Kate Jackson's early desire to be an actress had to be hidden; proper southern girls did not pursue such professions. If her family had known she would end up as an "angel," they might not have protested the choice. Born October 29, 1948, in Birmingham, Jackson did appear in school productions and put on skits with her sister, but, when it came time to attend college, she chose the University of Mississippi and the traditional major of history. She transferred from U Miss to Birmingham Southern College halfway through her sophomore year, and enrolled in her first theatre class, a history of theatre and speech course.

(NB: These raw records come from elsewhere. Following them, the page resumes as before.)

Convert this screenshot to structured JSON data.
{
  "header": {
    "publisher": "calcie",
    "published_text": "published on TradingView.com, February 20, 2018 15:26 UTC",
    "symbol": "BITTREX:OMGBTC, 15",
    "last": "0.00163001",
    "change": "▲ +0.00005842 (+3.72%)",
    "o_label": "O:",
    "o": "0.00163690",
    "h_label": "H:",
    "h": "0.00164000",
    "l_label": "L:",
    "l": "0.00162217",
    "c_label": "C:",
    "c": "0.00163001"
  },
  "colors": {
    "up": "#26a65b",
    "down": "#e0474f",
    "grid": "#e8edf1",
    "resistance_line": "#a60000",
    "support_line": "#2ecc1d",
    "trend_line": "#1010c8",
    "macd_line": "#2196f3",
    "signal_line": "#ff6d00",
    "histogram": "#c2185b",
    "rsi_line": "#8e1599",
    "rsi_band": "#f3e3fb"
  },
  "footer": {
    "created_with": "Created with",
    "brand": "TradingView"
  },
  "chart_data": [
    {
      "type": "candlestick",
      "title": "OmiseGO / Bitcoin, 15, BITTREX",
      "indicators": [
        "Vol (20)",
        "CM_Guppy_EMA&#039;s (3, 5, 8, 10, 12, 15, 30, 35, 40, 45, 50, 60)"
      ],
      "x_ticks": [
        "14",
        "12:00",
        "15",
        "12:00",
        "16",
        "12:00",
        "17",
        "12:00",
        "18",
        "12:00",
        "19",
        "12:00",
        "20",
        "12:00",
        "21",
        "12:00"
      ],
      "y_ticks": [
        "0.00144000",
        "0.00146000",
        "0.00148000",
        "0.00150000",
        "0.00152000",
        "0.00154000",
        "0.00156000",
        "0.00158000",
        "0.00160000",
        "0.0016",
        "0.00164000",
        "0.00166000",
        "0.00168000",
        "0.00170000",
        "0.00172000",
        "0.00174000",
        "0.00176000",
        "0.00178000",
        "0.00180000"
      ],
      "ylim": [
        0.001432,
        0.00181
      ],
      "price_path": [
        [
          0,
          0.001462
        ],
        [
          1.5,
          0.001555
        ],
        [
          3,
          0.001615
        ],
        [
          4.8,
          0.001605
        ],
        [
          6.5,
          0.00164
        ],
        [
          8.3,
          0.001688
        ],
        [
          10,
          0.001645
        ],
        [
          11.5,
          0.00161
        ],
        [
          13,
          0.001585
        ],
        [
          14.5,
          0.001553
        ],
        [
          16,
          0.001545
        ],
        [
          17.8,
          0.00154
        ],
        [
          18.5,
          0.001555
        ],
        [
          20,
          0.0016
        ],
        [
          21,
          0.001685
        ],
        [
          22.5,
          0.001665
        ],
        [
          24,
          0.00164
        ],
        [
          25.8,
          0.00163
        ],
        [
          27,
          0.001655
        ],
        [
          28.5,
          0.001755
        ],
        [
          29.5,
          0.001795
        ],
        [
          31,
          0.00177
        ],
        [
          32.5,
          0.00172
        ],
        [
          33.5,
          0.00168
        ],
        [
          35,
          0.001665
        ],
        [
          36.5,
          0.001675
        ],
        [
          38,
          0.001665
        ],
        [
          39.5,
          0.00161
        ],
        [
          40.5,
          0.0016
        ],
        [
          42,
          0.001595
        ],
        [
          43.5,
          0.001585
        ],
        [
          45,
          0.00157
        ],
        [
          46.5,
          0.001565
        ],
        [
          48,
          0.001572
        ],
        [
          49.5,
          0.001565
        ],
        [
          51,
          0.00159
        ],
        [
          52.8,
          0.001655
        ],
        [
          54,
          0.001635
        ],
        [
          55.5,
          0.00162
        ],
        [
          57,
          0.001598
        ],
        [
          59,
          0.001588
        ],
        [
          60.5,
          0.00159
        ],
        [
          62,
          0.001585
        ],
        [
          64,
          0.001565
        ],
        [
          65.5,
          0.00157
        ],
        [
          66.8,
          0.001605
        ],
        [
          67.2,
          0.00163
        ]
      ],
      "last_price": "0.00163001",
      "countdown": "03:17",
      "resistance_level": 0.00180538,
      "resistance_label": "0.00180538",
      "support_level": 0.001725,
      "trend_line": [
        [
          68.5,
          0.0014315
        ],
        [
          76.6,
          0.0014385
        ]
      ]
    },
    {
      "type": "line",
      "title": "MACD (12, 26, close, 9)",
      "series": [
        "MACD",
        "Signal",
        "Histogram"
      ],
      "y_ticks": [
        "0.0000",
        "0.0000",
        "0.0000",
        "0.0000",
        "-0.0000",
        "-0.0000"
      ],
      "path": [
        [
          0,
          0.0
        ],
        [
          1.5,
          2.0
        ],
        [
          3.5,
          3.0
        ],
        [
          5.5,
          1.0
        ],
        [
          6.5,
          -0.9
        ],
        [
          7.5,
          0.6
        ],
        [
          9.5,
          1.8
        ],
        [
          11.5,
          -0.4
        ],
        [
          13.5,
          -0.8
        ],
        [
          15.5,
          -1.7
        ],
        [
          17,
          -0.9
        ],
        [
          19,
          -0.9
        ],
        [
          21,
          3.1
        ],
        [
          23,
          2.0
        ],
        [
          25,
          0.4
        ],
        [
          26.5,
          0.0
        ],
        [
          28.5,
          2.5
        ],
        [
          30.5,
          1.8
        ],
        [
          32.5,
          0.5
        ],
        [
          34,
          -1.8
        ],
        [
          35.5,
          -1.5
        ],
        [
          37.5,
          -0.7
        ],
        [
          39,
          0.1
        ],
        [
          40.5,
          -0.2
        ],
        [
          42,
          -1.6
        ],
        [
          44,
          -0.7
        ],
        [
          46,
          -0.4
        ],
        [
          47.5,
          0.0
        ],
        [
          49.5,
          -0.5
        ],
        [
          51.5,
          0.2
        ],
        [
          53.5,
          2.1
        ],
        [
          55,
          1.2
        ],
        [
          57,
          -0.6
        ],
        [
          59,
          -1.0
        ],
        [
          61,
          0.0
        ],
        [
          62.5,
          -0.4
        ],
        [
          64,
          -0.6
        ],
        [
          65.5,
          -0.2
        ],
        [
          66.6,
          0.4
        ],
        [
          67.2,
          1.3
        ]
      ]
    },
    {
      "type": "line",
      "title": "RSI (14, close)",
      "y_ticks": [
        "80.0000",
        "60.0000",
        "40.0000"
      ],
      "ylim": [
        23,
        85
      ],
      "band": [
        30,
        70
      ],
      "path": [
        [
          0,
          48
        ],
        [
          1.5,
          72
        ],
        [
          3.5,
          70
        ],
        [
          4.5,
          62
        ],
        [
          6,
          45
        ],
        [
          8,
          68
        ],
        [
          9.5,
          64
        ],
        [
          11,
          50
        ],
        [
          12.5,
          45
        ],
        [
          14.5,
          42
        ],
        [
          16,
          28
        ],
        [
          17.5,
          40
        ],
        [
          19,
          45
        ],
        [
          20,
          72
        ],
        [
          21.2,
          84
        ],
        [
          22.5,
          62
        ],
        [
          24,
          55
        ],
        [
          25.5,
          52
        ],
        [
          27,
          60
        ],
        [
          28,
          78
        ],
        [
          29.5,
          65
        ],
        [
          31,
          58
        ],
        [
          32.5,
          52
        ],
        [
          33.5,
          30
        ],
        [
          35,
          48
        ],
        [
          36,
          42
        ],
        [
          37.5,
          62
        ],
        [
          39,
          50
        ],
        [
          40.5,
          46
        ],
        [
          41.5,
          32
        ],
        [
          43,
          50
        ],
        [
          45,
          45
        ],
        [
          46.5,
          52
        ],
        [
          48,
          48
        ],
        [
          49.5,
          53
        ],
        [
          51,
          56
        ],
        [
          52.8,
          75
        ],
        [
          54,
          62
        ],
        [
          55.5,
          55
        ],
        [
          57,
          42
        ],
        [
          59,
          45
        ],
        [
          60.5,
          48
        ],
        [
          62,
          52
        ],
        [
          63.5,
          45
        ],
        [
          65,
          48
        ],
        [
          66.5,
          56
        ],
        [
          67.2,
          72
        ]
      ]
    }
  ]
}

After a summer apprenticeship at the Stowe Playhouse in Stowe, Vermont, Jackson moved to New York in 1968 and enrolled at the American Academy of Dramatic Arts. Following graduation, Jackson landed the role that would launch her into the world of television drama; she played the character of Daphne on the gothic soap opera Dark Shadows. Guest appearances followed a move to Los Angeles, and Jackson became a semi-regular player on a short-lived series, The Jimmy Stewart Show. Producers Aaron Spelling and Leonard Goldberg spotted Jackson and recruited her for the role of nurse Jill Danko on their new series, The Rookies.
Jackson was such a hit on The Rookies that when it ended four years later, Spelling and Goldberg offered to make her the star of their new series, Charlie's Angels. Jackson was often eclipsed by her supposed "supporting actresses" in the series; a fact that made life on the set difficult. After losing out on the opportunity to star in Kramer vs. Kramer (the producers would not give her time off to take the role), Jackson left the series in 1979.
After a failed attempt at a big screen career, Jackson returned to television in the series Scarecrow and Mrs. King. Jackson was not only the star, but also the producer of the series. Scarecrow ended after four years, and Jackson found herself in the series Baby Boom, based on the movie of the same name. The show lasted only a few episodes, and, after two decades and two Emmy nominations, Jackson left series television to work in made-for-television movies; in the 1990's she has starred in eleven such films
In January 1987, Jackson discovered a lump in her breast and underwent a lumpectomy. The cancer returned in 1989, and Jackson had a partial mastectomy. She has shared her experience with other women to educate them about the importance of mammograms and cancer prevention. Jackson has been married twice, to actor Andrew Stevens and producer David Greenwald. She is currently single. In 1995, Jackson adopted a son, Charles Taylor Jackson.